Not wanting to pay for two hotel rooms on the same night, I hatched a plan worthy of Jesse in Before Sunrise. I decided to spend the night walking around town.

Boryeong is nice, but it tends to dissipate into a haze with every other Korean town in my memory. The only things worth noting were the many barbecue cookouts outside hostels and the obscene prices in the restaurants (I would have to be dying of starvation before I part with $20 for a small bowl of bulgogi). By 2am, tiredness sank in and I tried to hotwire my consciousness by getting some food in my stomach. Less than an hour later, I was asleep on the beach.

As soon as it was light out, I placed myself on the bus to Gongju, which was about an hour and a half away. Gongju was supposed to be a rest stop, but the town was so nice that I decided to stay longer.

Living in a small town in Korea doesn’t seem to mean living without life’s modern conveniences. In downtown Gongju, there seems to be a coffee shop and a PC cafe (colloquially called a PC bang) on every corner. There’s also a pizza place and a baguette shop for every Korean barbecue restaurant. The only thing that reminded me that I was far from big cities like Seoul and Busan was the fact that hostel receptionists didn’t know what WiFi is.

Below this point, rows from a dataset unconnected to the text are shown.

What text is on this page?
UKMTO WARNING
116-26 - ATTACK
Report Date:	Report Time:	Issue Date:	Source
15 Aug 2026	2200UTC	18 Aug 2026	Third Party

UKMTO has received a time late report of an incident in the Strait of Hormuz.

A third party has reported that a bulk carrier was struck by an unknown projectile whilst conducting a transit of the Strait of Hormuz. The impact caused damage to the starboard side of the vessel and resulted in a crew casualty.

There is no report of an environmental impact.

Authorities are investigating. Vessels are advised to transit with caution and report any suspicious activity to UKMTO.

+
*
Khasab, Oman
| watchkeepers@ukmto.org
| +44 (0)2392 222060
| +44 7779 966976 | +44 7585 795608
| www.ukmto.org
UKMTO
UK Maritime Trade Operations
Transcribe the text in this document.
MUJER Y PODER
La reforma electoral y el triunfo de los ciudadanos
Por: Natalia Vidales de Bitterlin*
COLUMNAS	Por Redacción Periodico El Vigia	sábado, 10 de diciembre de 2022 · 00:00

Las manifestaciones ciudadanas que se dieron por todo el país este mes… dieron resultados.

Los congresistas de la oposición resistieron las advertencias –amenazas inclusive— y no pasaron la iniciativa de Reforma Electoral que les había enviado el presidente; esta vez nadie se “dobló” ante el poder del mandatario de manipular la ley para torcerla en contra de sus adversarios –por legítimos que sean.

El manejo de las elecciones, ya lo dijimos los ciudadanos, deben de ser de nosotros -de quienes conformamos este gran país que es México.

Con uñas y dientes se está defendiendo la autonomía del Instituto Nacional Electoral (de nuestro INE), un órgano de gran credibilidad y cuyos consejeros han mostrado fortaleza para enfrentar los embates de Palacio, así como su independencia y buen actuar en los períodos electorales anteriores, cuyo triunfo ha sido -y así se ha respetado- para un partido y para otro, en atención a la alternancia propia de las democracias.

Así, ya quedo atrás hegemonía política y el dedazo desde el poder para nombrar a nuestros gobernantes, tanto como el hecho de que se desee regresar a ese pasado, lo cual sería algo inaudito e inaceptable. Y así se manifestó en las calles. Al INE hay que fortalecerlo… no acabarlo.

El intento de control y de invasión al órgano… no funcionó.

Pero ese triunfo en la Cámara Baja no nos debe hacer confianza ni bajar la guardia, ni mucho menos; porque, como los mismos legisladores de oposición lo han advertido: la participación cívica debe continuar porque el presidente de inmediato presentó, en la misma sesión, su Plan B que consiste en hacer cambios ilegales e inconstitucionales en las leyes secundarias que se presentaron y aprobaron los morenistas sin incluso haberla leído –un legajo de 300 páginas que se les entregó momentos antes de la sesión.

Booking a place to stay in Gongju requires courage, a lot of ready cash and mime skills worthy of Cirque Du Soleil. Online booking seems to be nonexistent so I decided to take my chances and shop around for hostels when I got there. I’m never too worried about doing this in South Korea because bathhouses called jimjilbang are everywhere. A jimjilbang is a public bath that has a common area for sleeping. It is very much like a Japanese onsen only they provide a pillow shaped like a brick after the bath.

I’m not particularly fond of the jimjilbang because it is customary to walk around naked (they only provide a small face towel and it is apparently weird to use it to cover one’s privates), but it is a great option for emergency lodging.

I visited the town during lean season and most of the hostels seemed abandoned. More than once, I peeked into a building and withdrew with the urgency akin to being electrocuted. I settled on a hostel with an owner who seemed to be the best English-speaking old person in town. He knew what “price” meant and he told me the number in English. (I would have recommended the place to the reader if not for the fact that I don’t know the name of the hostel because all the signs were in Korean.)

Gongju is a hustlin’ and bustlin’ town. Sections of the main street would not be out of place in Seoul. If not for the absence of skyscrapers, it would be easy to mistake the place for a neighbourhood in a big city. This quickly fades upon entering a side street. The abundance of camping gear chain stores and Nike branches give way to mom-and-pop shops and street corners with vegetable vendors.

Unusual proximity

There is an unusual proximity between the city’s cultural landmarks and its urban features. Past the bike shop and the LG store shaped like a castle is Gongsanseong Fortress, a 2.5km-long structure that has a path that snakes along the Geum River.

The most historically significant portion of the fortress is Ssangsujeong, a pavilion that housed King Injo for 10 days after he fled an insurrection. This would be impressive if not for King Injo’s reputation as an indecisive ruler for driving the economy to the ground and causing two wars with the Manchus.

The main reason I had gone to Gongju was Magoksa Temple. I was dutiful in observing the sights. Magoksa was more serene and authentic than most temples I’ve been to. I particularly enjoyed crossing the temple’s “mind-washing bridge.” It was rubbish in terms of providing mental clarity, but it looked nice.

The main goal for the day was to take a bike ride along the river. Many blogs and guidebooks gushed over the bike trail, often specifying that bike rentals are free for people with foreign passports. When I got there, I couldn’t find any trace of a bike rental booth. Perhaps that is what travelling in the South Korean countryside is all about. The best-laid plans do not damage-proof against misfortune. But then again, maybe that doesn’t matter when licking bottom means a warm bath and a leisurely snooze.